Today’s Budget made an encouraging start towards the Government promise of ‘levelling up’. Significant pledges were made around infrastructure investment, enhanced devolution and investment in education across the regions.

But while some specific projects were highlighted, it is not clear yet which towns and cities will be the tangible winners – or otherwise – of these spending announcements.

Sean Keyes, managing director of Liverpool-based civil engineering specialist Sutcliffe, welcomed extra cash for infrastructure and social housing.
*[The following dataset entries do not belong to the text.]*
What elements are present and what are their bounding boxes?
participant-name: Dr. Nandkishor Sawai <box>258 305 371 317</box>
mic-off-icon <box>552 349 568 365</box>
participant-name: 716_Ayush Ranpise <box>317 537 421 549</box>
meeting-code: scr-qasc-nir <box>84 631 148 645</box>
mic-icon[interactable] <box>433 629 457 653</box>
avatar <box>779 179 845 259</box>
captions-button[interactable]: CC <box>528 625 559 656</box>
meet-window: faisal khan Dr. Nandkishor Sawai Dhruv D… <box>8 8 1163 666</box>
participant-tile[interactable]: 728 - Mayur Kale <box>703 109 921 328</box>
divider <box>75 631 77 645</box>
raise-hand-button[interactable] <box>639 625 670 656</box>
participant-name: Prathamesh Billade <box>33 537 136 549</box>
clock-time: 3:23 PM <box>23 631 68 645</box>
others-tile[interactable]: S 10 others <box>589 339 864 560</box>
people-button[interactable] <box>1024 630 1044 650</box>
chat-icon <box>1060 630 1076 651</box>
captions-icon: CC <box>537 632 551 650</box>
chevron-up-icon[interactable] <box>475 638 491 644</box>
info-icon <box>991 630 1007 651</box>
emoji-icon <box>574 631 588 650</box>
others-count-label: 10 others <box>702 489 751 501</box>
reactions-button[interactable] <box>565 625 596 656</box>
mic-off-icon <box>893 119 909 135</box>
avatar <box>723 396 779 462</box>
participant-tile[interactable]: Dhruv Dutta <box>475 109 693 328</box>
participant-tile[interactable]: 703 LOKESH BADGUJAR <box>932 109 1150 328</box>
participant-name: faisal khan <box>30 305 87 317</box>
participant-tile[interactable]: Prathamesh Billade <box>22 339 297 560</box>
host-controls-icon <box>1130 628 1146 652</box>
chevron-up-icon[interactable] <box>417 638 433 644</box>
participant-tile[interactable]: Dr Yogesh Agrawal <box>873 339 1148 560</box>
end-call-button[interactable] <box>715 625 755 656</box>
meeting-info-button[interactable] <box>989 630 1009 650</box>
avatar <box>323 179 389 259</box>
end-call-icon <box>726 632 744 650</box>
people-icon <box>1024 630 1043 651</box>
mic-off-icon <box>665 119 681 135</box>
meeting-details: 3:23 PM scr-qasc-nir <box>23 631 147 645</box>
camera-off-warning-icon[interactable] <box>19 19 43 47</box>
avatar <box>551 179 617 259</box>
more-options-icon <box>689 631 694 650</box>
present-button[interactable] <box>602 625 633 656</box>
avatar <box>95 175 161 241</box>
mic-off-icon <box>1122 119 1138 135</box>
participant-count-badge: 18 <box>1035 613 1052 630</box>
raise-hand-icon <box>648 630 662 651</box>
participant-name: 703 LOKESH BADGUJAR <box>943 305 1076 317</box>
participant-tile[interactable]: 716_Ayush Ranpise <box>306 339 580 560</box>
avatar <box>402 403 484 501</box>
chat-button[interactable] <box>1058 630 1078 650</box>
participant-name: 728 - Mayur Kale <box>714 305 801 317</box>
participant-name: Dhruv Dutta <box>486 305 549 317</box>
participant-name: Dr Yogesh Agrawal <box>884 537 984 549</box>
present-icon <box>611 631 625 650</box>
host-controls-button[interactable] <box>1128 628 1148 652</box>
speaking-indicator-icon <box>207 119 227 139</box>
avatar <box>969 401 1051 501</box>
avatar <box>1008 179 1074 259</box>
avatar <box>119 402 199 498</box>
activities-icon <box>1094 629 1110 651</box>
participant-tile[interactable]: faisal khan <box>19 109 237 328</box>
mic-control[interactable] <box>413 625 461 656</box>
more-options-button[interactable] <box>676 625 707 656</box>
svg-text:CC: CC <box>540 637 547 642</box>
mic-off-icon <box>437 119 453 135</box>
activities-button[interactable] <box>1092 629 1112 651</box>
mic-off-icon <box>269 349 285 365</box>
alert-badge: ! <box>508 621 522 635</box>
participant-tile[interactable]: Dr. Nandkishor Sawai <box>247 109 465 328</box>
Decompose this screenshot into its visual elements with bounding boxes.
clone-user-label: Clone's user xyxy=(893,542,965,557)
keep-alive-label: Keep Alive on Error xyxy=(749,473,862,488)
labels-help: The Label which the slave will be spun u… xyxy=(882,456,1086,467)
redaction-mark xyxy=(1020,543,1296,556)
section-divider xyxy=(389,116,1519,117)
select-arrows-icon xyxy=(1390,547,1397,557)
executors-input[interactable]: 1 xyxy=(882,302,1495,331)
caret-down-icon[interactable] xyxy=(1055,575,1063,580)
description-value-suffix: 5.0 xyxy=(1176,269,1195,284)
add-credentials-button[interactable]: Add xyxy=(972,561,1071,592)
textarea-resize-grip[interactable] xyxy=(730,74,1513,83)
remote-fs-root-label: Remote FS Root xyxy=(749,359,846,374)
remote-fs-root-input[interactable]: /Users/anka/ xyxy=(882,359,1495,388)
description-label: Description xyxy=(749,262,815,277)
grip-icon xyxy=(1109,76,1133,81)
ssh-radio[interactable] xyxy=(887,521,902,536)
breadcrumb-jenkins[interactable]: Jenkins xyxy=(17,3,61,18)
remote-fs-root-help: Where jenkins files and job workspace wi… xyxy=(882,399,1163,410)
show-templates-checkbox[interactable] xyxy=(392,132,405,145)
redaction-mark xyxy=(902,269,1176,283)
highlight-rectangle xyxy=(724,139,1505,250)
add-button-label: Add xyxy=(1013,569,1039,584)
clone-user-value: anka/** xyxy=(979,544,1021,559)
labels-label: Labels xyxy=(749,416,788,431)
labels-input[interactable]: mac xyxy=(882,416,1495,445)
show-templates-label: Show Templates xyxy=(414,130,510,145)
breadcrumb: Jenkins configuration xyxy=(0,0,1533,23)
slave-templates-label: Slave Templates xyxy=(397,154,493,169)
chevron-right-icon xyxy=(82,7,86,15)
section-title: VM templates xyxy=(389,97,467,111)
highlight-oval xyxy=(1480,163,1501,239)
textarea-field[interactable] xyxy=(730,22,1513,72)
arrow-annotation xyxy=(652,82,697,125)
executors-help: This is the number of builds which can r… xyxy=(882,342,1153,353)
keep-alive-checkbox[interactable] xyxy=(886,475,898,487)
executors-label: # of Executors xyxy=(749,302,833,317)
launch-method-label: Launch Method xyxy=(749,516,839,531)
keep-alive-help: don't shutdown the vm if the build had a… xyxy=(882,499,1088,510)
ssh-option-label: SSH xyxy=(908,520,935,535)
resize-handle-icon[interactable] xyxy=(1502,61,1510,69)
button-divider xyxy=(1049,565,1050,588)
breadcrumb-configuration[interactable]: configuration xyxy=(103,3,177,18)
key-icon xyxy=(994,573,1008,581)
He said: “From a social housing point of view, the more money being spent on social housing improves the quality of life for the population and will increase job prospects within the construction industry.

“Likewise, I welcome investment in infrastructure as this can only be a good thing for businesses, jobs and the construction industry as a whole – especially during these uncertain times.

The UK needs this commitment to generate wealth, although it may take some time for it to trickle through the economy. For the city region, HS2 must remain a priority and equally we must also have improved links from west to east, connecting Liverpool to the likes of Hull and Newcastle.”

Sean Keyes, managing director of civil engineering firm Sutcliffe

 

Kevin Ross, director and head of property at Merseyside law firm, Brown Turner Ross, said: “As expected the Chancellor included measures to support the public health response to Coronavirus, which included a 100% reduction in rates for retail, leisure and hospitality businesses with a rateable value below £51,000 and a £3,000 cash grant for some small businesses. 

“As a small business owner, the prospect of temporarily losing workforce due to Coronavirus has been a concern for Brown Turner Ross and for many of our clients, I was relieved to see statutory sick pay measures announced to support businesses and employees.

“This is particularly important as we need to ensure our citizens are supported and the country continues to run whilst we battle the outbreak.”

Roland Hutchins, corporate partner at law firm Weightmans in Liverpool, said: “A new devolution deal for metro mayors and a £5bn broadband announcement for hard-to-reach places are evidence the Government is putting its money where its mouth is in a budget that had to quickly respond to the challenges posed by the spread of coronavirus.”

“Improved connectivity is at the top of Liverpool’s business agenda and any step to make it easier for firms to do business across the UK and globally must be welcomed. The challenge will be delivering what’s been coined as the biggest level of infrastructure spend in half a century quickly.”